Opinion | Gentrification is a problem for cities, especially when it ends


For most of my professional career, one consistent social issue has been gentrification. Even during the height of the Great Recession, when home prices were plummeting, gentrification seemed unstoppable. There was much to like about the urban renaissance that occurred with the influx of wealthy young professionals into urban centers, but there was also much to be said about displacement, visible inequalities between old-timers and newcomers, or racial There was nothing good about inequality or anything like that. This exacerbated ethnic tensions.

As a result, politicians, policy enthusiasts, and pundits have all spent a lot of time worrying about what to do about gentrification. They want reforms to permitting and zoning rules to make it easier for developers to build new housing, or subsidies for people who are priced out, or both. In retrospect, the amount of time we spent worrying about what would happen to our cities was surprisingly short. without it Gentrification.

But we are in 2024. I’m less concerned about gentrification than about so-called gentrification whiplash, the unpleasant situation that occurs when the headlong rush toward urban real estate suddenly stops or reverses itself.

This now seems like a realistic possibility in many places. That includes my own beloved DC, who is plagued by three major problems at once. Thanks to remote work, the demand for office space has skyrocketed. Demand for residential real estate has shifted to the suburbs as locations close to offices become less valuable. And crime continues to soar to new heights. In 2023, homicides in Washington, D.C., hit a 20-year high, and auto thefts reached levels not seen since 2007.

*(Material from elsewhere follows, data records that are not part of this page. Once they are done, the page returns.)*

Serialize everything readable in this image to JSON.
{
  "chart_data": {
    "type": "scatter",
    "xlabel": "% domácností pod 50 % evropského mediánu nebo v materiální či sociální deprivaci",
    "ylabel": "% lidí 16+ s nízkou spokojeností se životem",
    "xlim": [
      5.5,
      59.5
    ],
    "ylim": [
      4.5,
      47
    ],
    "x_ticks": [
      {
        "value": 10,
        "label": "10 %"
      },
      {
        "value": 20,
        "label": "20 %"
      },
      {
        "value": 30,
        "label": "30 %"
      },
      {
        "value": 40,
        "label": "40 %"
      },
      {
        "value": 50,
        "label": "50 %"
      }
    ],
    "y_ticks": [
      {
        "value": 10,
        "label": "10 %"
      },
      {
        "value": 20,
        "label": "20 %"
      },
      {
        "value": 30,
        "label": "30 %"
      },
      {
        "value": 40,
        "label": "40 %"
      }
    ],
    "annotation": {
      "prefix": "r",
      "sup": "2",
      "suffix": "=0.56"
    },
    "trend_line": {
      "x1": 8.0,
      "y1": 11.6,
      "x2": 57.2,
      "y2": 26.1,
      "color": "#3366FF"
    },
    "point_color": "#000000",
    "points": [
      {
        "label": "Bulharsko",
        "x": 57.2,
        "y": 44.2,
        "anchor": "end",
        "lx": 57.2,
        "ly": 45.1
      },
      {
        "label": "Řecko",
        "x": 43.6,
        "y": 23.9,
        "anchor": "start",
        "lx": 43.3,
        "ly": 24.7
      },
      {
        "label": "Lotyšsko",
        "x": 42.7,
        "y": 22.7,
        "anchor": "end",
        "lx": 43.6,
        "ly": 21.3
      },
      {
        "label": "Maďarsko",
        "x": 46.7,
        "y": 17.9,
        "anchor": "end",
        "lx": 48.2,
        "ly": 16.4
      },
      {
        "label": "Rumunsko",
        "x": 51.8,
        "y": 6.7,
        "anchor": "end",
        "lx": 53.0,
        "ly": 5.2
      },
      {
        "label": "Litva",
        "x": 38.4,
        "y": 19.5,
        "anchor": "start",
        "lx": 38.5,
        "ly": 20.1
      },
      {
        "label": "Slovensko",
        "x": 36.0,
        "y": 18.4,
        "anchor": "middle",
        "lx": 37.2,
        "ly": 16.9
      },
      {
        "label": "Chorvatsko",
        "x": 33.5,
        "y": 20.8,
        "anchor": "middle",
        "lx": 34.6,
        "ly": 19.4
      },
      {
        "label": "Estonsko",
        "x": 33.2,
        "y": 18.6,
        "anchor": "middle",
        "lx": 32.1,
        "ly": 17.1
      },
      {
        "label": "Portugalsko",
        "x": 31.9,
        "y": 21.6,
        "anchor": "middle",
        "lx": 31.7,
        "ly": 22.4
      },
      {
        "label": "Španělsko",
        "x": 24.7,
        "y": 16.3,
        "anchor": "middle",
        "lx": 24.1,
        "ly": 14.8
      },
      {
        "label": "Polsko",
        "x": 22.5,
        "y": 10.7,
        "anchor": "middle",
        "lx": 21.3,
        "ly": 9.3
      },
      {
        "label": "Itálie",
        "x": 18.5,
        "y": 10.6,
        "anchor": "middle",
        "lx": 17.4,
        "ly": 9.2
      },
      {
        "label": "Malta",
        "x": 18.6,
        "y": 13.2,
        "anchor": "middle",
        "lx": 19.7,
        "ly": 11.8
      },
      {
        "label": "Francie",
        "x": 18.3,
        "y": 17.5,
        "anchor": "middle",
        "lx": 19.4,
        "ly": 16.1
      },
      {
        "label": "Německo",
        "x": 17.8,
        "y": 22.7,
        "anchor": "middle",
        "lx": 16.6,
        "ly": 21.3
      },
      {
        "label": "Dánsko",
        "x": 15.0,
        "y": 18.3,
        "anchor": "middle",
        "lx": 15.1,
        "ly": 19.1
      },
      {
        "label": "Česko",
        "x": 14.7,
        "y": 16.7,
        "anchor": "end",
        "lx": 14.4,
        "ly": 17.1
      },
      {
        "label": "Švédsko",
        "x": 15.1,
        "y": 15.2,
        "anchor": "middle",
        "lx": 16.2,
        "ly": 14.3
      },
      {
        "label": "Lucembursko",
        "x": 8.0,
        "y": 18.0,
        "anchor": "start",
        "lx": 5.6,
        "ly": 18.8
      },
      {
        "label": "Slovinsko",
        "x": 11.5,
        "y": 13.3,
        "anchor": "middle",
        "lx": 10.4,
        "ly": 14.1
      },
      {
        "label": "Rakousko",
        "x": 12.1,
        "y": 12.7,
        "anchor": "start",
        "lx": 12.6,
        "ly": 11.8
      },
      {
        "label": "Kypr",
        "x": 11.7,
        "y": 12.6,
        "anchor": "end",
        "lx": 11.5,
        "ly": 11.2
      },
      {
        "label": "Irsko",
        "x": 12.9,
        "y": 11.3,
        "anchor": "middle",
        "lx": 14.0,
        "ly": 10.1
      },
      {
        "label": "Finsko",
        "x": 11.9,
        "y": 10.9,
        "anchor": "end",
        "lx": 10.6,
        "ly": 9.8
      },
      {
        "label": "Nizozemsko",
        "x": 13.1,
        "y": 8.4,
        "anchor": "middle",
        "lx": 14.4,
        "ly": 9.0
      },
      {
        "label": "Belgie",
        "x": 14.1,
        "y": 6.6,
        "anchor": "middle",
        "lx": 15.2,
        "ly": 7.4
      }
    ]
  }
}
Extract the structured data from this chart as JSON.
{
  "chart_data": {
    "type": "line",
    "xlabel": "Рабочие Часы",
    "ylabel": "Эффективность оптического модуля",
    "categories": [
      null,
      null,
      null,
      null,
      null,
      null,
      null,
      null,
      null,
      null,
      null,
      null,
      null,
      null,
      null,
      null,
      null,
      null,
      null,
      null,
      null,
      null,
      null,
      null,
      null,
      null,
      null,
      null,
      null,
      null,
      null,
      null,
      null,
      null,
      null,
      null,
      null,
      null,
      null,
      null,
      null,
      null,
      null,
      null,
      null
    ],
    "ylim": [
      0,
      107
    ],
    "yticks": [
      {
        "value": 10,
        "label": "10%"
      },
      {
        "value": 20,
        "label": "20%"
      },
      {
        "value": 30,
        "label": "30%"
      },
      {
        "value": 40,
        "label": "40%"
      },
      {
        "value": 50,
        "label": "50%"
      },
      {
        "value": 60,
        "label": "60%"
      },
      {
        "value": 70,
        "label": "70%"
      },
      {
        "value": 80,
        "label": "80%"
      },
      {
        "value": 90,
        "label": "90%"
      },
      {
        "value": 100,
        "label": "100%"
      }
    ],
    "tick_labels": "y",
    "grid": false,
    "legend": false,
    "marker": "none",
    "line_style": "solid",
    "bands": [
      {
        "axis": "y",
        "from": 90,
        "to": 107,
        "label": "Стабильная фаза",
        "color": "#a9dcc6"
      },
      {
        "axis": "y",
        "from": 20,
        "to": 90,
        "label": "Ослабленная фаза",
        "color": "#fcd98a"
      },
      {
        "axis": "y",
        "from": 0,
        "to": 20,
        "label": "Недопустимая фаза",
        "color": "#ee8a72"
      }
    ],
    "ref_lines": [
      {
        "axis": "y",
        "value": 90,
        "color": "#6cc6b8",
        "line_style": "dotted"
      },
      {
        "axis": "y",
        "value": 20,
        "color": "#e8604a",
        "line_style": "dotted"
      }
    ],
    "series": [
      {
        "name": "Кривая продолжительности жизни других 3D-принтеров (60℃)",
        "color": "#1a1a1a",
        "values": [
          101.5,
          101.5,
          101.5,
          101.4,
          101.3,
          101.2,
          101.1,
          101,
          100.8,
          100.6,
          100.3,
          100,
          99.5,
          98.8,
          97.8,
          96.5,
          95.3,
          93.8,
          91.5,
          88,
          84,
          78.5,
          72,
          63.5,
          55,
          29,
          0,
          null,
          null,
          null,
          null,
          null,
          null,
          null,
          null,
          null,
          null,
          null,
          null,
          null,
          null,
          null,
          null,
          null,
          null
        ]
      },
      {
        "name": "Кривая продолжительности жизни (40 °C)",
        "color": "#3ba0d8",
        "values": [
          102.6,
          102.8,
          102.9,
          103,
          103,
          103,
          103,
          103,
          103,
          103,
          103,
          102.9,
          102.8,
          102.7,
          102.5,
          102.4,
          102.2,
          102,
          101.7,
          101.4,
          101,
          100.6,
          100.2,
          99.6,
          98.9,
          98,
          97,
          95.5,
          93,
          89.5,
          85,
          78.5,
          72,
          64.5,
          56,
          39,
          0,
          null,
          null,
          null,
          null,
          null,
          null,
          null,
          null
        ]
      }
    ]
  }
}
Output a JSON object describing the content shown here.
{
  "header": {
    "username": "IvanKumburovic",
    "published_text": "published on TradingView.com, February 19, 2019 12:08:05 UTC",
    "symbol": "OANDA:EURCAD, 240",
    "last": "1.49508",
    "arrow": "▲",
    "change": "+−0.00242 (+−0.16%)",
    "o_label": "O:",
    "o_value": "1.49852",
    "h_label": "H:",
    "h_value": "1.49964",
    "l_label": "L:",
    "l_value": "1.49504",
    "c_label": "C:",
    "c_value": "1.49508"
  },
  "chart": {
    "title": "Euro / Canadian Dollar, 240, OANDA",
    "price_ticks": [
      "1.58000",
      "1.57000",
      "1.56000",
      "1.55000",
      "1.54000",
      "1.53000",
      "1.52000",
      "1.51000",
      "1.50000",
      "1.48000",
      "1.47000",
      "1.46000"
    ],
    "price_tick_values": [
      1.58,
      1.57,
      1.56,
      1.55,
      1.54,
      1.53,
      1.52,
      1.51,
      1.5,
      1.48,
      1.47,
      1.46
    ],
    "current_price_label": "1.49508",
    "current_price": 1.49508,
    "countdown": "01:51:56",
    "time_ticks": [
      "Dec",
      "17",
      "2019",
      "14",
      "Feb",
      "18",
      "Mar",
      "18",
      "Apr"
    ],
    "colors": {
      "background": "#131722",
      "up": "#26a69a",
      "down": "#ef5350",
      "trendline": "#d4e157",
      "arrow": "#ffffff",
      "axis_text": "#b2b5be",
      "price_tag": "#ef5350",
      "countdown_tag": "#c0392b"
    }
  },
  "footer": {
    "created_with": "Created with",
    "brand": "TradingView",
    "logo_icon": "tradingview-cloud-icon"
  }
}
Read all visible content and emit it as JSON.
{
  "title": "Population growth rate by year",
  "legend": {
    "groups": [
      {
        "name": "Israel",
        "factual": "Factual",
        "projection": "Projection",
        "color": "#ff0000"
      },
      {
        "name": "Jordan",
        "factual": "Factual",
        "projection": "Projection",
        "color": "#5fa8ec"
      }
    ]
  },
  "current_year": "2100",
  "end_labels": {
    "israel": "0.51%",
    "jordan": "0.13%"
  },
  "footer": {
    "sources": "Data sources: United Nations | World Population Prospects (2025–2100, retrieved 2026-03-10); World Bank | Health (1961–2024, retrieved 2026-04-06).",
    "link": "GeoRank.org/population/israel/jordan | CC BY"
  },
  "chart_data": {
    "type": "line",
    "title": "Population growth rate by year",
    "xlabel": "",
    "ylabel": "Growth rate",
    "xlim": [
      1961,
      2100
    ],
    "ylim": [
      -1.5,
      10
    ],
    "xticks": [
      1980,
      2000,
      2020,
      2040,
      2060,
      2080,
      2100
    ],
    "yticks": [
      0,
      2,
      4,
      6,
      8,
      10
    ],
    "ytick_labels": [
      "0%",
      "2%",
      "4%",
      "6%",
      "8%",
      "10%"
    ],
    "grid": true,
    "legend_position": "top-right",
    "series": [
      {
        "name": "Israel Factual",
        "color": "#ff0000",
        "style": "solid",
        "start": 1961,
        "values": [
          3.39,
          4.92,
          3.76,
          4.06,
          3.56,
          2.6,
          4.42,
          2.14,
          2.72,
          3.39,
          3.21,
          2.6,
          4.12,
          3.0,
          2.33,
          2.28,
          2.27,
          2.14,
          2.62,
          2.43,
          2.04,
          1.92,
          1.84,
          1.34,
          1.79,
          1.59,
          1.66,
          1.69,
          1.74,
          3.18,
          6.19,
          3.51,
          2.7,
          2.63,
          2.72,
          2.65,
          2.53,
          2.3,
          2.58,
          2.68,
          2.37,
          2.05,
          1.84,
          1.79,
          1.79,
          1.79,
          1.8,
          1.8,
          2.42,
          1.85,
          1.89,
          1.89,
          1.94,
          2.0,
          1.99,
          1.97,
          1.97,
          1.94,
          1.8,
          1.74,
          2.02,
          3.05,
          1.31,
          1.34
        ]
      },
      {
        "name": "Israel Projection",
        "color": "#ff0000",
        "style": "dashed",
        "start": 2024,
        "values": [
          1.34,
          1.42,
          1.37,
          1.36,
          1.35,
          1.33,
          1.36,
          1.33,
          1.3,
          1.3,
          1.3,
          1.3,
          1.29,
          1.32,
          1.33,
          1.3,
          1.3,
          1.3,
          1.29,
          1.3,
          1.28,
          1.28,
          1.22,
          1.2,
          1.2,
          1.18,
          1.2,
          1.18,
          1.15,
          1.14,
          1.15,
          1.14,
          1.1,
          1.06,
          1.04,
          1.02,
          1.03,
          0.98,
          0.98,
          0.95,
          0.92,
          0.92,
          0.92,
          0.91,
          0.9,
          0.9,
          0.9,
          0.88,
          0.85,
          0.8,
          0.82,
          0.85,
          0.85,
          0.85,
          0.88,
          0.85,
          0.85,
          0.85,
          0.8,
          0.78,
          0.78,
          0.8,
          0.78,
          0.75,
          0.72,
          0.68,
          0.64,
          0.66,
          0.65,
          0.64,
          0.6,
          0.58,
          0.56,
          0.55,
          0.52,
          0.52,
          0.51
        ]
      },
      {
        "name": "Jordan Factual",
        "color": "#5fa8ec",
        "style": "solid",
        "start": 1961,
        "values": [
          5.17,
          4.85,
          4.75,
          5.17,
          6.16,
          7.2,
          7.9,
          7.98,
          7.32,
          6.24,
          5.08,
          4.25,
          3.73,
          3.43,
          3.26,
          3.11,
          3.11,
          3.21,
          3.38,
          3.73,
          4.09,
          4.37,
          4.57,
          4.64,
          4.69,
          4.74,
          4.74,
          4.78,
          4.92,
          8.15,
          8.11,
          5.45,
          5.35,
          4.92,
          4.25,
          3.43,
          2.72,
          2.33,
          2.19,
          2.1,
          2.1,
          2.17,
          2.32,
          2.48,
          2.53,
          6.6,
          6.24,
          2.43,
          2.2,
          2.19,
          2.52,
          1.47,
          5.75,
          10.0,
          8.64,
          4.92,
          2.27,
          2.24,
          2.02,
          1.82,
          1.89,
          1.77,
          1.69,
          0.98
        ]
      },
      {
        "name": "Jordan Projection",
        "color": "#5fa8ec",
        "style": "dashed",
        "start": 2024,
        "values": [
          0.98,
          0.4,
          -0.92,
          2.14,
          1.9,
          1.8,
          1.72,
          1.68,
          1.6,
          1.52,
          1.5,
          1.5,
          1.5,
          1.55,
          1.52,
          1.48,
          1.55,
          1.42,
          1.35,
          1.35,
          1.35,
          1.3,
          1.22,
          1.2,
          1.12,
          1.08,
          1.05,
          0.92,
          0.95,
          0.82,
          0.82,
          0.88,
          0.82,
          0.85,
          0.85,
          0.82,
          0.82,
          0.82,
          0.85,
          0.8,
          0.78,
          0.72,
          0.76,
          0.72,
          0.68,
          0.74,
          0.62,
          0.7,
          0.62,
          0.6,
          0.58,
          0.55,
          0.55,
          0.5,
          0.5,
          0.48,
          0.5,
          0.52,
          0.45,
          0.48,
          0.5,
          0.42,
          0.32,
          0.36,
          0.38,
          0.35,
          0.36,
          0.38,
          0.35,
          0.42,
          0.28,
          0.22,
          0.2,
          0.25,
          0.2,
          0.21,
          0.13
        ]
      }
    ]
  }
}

If this trend continues, people with money and options will do what they did in the mid-20th century and seek refuge in places where they don’t have to worry as much about being robbed or shot.

But the reaction from my local officials has been strangely indifferent. Violence has been a serious problem since 2020, but the number of arrests in 2022 has fallen by almost half compared to 2019, the number of prosecutions has fallen even further, and the D.C. Police Department’s operating budget has shrunk by nearly 13 percent. However, the number of police officers was declining to its lowest level in nearly 50 years. Year. Mayor Muriel E. Bowser finally pushed through a series of reforms this fall aimed at reducing crime.

So let me add a fourth problem to my city’s predicament. It’s the city workers who have spent years collecting a kind of hidden handout from gentrification that has made their jobs easier in many ways, and who stand to make the whiplash worse. We are facing the biggest urban crisis in 50 years, driven by politicians accustomed to playing on easy mode, the policy equivalent of driving without a seatbelt.

Over the past 20 years, if you’ve overseen a reasonably successful city like Washington, no matter what you do, the tax base continues to improve as rich people replace poor people. In 2006, when I moved to Washington, D.C., total tax revenue, excluding dedicated taxes, was $4.2 billion (about $6.3 billion in today’s dollars). In 2022, the city collected approximately $8.6 billion ($8.8 billion in 2023 dollars). Of course, the population has increased since 2006, but not by 40%.

On the other hand, those who immigrated needed less help from the government than those who were forced out. The newcomers didn’t need subsidized medical care or child care, and the city didn’t have to arrange tutors for children struggling with math. They were also far less likely to suffer from poverty-related hardships, such as substance abuse or untreated mental illness, or to develop related problems such as crime and child abuse.

We often talk about governments learning to do more with less, but cities that gentrify have learned to do more with less. . Educating and policing the wealthy middle class does not require as much money and ingenuity as providing those services to the general population. Being a marginalized community, the government didn’t have to be very good at many jobs. But when you look at crime statistics and test scores, those services actually appeared to be improving rapidly because the population was less deprived.

Of course, gentrification hasn’t actually solved many of those problems. It would only push them out and throw the most vulnerable people out onto the streets. But politicians appeared to be solving problems, creating an illusion of competence that may have fooled even the politicians themselves.

This has gone on for so long that people, voters and politicians alike, have taken it for granted. We have a progressive mayor, a progressive district attorney, and a progressive city council member who pursued laudable goals on the premise that no matter what we do, crime will continue to fall and public coffers will continue to overflow.

Now this illusion has been shattered. The ever-increasing demand for urban housing cannot be taken for granted, nor can the benefits that come with it. City officials can no longer rely on gentrification to move problems to another zip code. You have to be able to actually solve problems.